Rice Salad
Healthy brown rice salad with broccolini, currants, almonds, and a citrus-ginger dressing.
| Prep Time | Cook Time | Total Time | Servings |
|---|---|---|---|
| 15 mins | 40 mins | 55 mins | 4-6 servings |
Ingredients
Salad
- 1.5 cups (300g) brown rice (yields approximately 630g cooked)
- 1 bunch broccolini
- ¾ cup (120g) currants
- 4 spring onions, sliced
- ½ cup (60g) slivered almonds, toasted
- 80g goats cheese or feta cheese, crumbled
Dressing
- 3 tbsp olive oil
- ¼ cup (60ml) fresh orange juice
- 1 tsp orange zest
- 1 tbsp apple cider vinegar
- 2cm piece fresh ginger, finely grated
- 1 tbsp honey
- Salt and pepper to taste
Method
- Cook the brown rice according to package instructions. Once cooked, set aside to cool.
- Toast the slivered almonds in a dry pan over medium heat for 3-4 minutes until golden and fragrant. Set aside.

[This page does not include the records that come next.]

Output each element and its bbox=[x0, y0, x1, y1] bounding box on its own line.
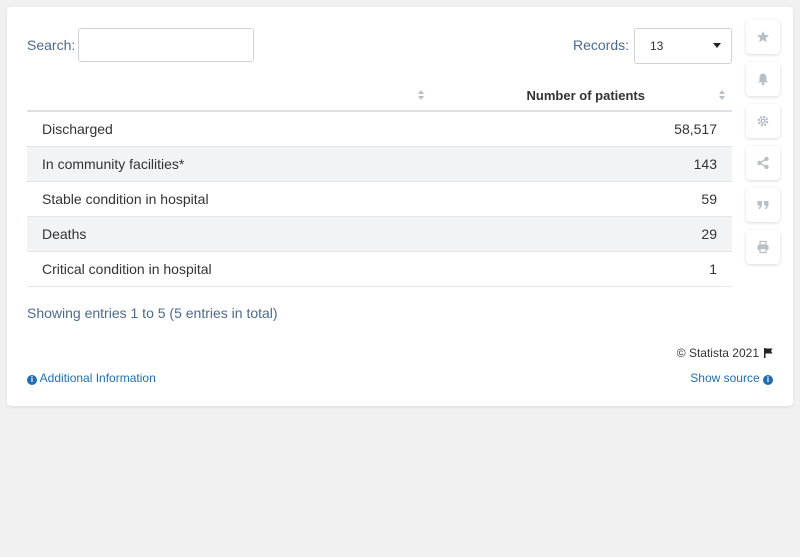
table-row: Stable condition in hospital 59 bbox=[27, 182, 732, 217]
records-value: 13 bbox=[650, 39, 664, 53]
entries-info: Showing entries 1 to 5 (5 entries in tot… bbox=[27, 305, 278, 321]
column-header-patients[interactable]: Number of patients bbox=[527, 88, 645, 103]
additional-information-link[interactable]: i Additional Information bbox=[27, 371, 156, 385]
share-button[interactable] bbox=[746, 146, 780, 180]
row-value: 1 bbox=[709, 261, 717, 277]
bell-icon bbox=[758, 73, 768, 86]
settings-button[interactable] bbox=[746, 104, 780, 138]
row-value: 58,517 bbox=[674, 121, 717, 137]
table-row: Critical condition in hospital 1 bbox=[27, 252, 732, 287]
notification-button[interactable] bbox=[746, 62, 780, 96]
table-row: Deaths 29 bbox=[27, 217, 732, 252]
records-label: Records: bbox=[573, 37, 630, 53]
print-icon bbox=[757, 240, 769, 254]
share-icon bbox=[757, 156, 769, 170]
table-row: Discharged 58,517 bbox=[27, 112, 732, 147]
row-label: Critical condition in hospital bbox=[42, 261, 212, 277]
row-value: 59 bbox=[701, 191, 717, 207]
show-source-label: Show source bbox=[690, 371, 760, 385]
sort-icon[interactable] bbox=[719, 89, 727, 103]
star-icon bbox=[757, 31, 769, 43]
data-table: Number of patients Discharged 58,517 In … bbox=[27, 79, 732, 287]
print-button[interactable] bbox=[746, 230, 780, 264]
records-select[interactable]: 13 bbox=[634, 28, 732, 64]
row-label: Discharged bbox=[42, 121, 113, 137]
cite-button[interactable] bbox=[746, 188, 780, 222]
info-icon: i bbox=[763, 375, 773, 385]
search-label: Search: bbox=[27, 37, 76, 53]
row-value: 143 bbox=[693, 156, 717, 172]
search-input[interactable] bbox=[78, 28, 254, 62]
info-icon: i bbox=[27, 375, 37, 385]
table-header: Number of patients bbox=[27, 79, 732, 112]
row-label: In community facilities* bbox=[42, 156, 185, 172]
row-label: Stable condition in hospital bbox=[42, 191, 209, 207]
copyright[interactable]: © Statista 2021 bbox=[677, 346, 773, 360]
sort-icon[interactable] bbox=[418, 89, 426, 103]
copyright-text: © Statista 2021 bbox=[676, 346, 759, 360]
additional-information-label: Additional Information bbox=[39, 371, 156, 385]
favorite-button[interactable] bbox=[746, 20, 780, 54]
statista-card: Search: Records: 13 Number of patients D… bbox=[7, 7, 793, 406]
gear-icon bbox=[757, 115, 769, 127]
table-row: In community facilities* 143 bbox=[27, 147, 732, 182]
row-label: Deaths bbox=[42, 226, 87, 242]
caret-down-icon bbox=[713, 43, 721, 48]
quote-icon bbox=[757, 201, 769, 209]
show-source-link[interactable]: Show source i bbox=[690, 371, 773, 385]
row-value: 29 bbox=[701, 226, 717, 242]
flag-icon bbox=[764, 348, 773, 358]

- Bring a large pot of water to a boil. Blanch the broccolini for 2-3 minutes until just tender but still bright green.
- Drain the broccolini and immediately plunge into ice water to stop the cooking process and preserve the colour. Drain again and roughly chop.
- Make the dressing: In a small bowl, whisk together the olive oil, orange juice and zest, apple cider vinegar, grated ginger, and honey. Season with salt and pepper.
- In a large salad bowl, combine the cooled brown rice, chopped broccolini, currants, sliced spring onions, and toasted almonds.
- Pour the dressing over the salad and gently toss until all ingredients are well coated.
- Crumble the goats cheese or feta over the top.
- Season well with salt and pepper to taste.
Nutrition (per serving, approximate)
| Serves 4 | Serves 6 | |
|---|---|---|
| Calories | ~605 kcal | ~405 kcal |
| Protein | ~13g | ~9g |
Notes
This salad can be served warm or cold. It’s excellent for meal prep and keeps well in the fridge for up to 3 days. The combination of sweet currants, crunchy almonds, and tangy citrus dressing makes this a well-balanced dish. Can be served as a side or light main.